Pour le ministre du Budget Gabriel Attal, le calcul est clair. « Si nous ne faisons pas [the reforms] aujourd’hui, nous devrons prendre des mesures beaucoup plus brutales à l’avenir », a-t-il déclaré vendredi dans une interview à France Inter.

« Aucune réforme des retraites n’a fait le bonheur des Français », a déclaré vendredi à CNN Pascal Perrineau, politologue à Sciences Po.

« Chaque fois qu’il y a une opposition de l’opinion publique, puis petit à petit le projet passe et au fond, l’opinion publique s’y résigne », a-t-il dit, ajoutant que l’échec du gouvernement était dans son incapacité à vendre le projet aux Français.
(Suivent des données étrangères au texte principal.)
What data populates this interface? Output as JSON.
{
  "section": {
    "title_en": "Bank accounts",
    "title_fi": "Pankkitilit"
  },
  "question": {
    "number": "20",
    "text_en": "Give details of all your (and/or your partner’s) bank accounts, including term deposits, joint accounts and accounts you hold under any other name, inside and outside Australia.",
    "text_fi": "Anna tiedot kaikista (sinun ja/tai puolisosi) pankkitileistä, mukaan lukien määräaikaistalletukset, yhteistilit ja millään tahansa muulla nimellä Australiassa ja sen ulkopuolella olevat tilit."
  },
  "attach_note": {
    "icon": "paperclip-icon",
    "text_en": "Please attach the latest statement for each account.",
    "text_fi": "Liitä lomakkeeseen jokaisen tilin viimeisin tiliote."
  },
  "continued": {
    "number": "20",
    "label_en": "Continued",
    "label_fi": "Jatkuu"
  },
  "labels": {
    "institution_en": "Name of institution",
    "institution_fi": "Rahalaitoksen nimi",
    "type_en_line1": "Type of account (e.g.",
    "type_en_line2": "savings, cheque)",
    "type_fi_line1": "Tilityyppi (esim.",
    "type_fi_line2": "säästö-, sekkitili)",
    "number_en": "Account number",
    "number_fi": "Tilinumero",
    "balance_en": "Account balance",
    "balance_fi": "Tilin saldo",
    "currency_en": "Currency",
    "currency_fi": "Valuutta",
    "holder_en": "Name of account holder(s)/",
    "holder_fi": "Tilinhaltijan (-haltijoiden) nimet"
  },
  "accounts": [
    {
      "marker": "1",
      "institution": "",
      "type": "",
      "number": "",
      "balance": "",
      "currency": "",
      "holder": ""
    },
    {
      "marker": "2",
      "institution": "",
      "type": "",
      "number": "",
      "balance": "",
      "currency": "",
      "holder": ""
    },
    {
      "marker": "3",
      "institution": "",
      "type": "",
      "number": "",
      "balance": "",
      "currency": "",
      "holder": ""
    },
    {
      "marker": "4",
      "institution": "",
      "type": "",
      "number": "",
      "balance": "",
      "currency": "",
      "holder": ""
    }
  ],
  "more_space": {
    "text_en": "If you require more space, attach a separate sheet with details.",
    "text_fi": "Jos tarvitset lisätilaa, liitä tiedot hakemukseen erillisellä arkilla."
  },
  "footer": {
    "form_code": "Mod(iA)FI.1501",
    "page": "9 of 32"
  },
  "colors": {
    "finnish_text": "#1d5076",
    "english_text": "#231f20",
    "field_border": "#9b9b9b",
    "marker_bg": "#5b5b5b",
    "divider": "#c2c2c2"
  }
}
Ils ne sont pas les premiers à tomber sur cet obstacle. La réforme des retraites est depuis longtemps un sujet épineux en France. En 1995, des manifestations de masse qui ont duré des semaines ont forcé le gouvernement en place à abandonner son projet de réforme des retraites du secteur public. En 2010, des millions de personnes sont descendues dans la rue pour s’opposer à l’augmentation de l’âge de la retraite de deux ans à 62 ans et en 2014, de nouvelles réformes ont suscité de nombreuses protestations.

Un manifestant anti-réforme des retraites écrit

Pour beaucoup en France, le système des retraites, comme l’aide sociale plus généralement, est considéré comme le fondement des responsabilités de l’État et de la relation avec ses citoyens.

Le système social de l’après-guerre a consacré des droits à une retraite et à des soins de santé financés par l’État, jalousement gardés depuis, dans un pays où l’État a longtemps joué un rôle proactif pour assurer un certain niveau de vie.

La France a l’un des âges de la retraite les plus bas du monde industrialisé, dépensant plus que la plupart des autres pays pour les retraites à près de 14% de la production économique, selon l’Organisation de coopération et de développement économiques.

Mais alors que le mécontentement social monte face à la flambée du coût de la vie, les manifestants de plusieurs grèves ont répété un mantra commun à CNN : ils sont lourdement taxés et veulent préserver un droit à une vieillesse digne.

Macron est encore au début de son deuxième mandat, après avoir été réélu en 2022, et a encore quatre ans pour diriger le pays. Malgré toute colère populaire, sa position est sûre pour l’instant.

Cependant, l’utilisation de l’article 49.3 jeudi ne fait que renforcer les critiques passées selon lesquelles il est déconnecté du sentiment populaire et ambivalent vis-à-vis de la volonté du public français.

Les politiciens d’extrême gauche et d’extrême droite du parti de centre-droit de Macron n’ont pas tardé à sauter sur la décision de son gouvernement de contourner un vote parlementaire.

« Après la gifle que le Premier ministre vient de donner aux Français, en imposant une réforme dont ils ne veulent pas, je pense qu’Elisabeth Borne devrait partir », a tweeté jeudi la politicienne d’extrême droite Marine Le Pen.

Les membres du Parlement de la coalition de gauche NUPES (Nouvelle Union écologique et sociale du peuple) tiennent des pancartes alors que le Premier ministre français Elisabeth Borne s'adresse aux députés pour confirmer l'entrée en vigueur de la loi sur les retraites sans vote du Parlement jeudi.

Le leader de l’extrême gauche française, Jean-Luc Mélenchon, n’a pas tardé à marteler le gouvernement, fustigeant les réformes comme n’ayant « aucune légitimité parlementaire » et appelant à une action de grève spontanée à l’échelle nationale.

Il est certain que la colère populaire contre les réformes des retraites ne fera que compliquer les intentions de Macron d’introduire de nouvelles réformes du secteur de l’éducation et de la santé – des projets qui ont été gelés par la pandémie de Covid-19 – a déclaré le politologue Perrineau à CNN.

La controverse actuelle pourrait finalement forcer Macron à négocier davantage sur les réformes futures, prévient Perrineau – bien qu’il note que le président français n’est pas connu pour le compromis.

Sa tendance à être « un peu impérieux, un peu impatient » peut rendre les négociations politiques plus difficiles, a déclaré Perrineau.

Cela, ajoute-t-il, est « peut-être la limite du macronisme ».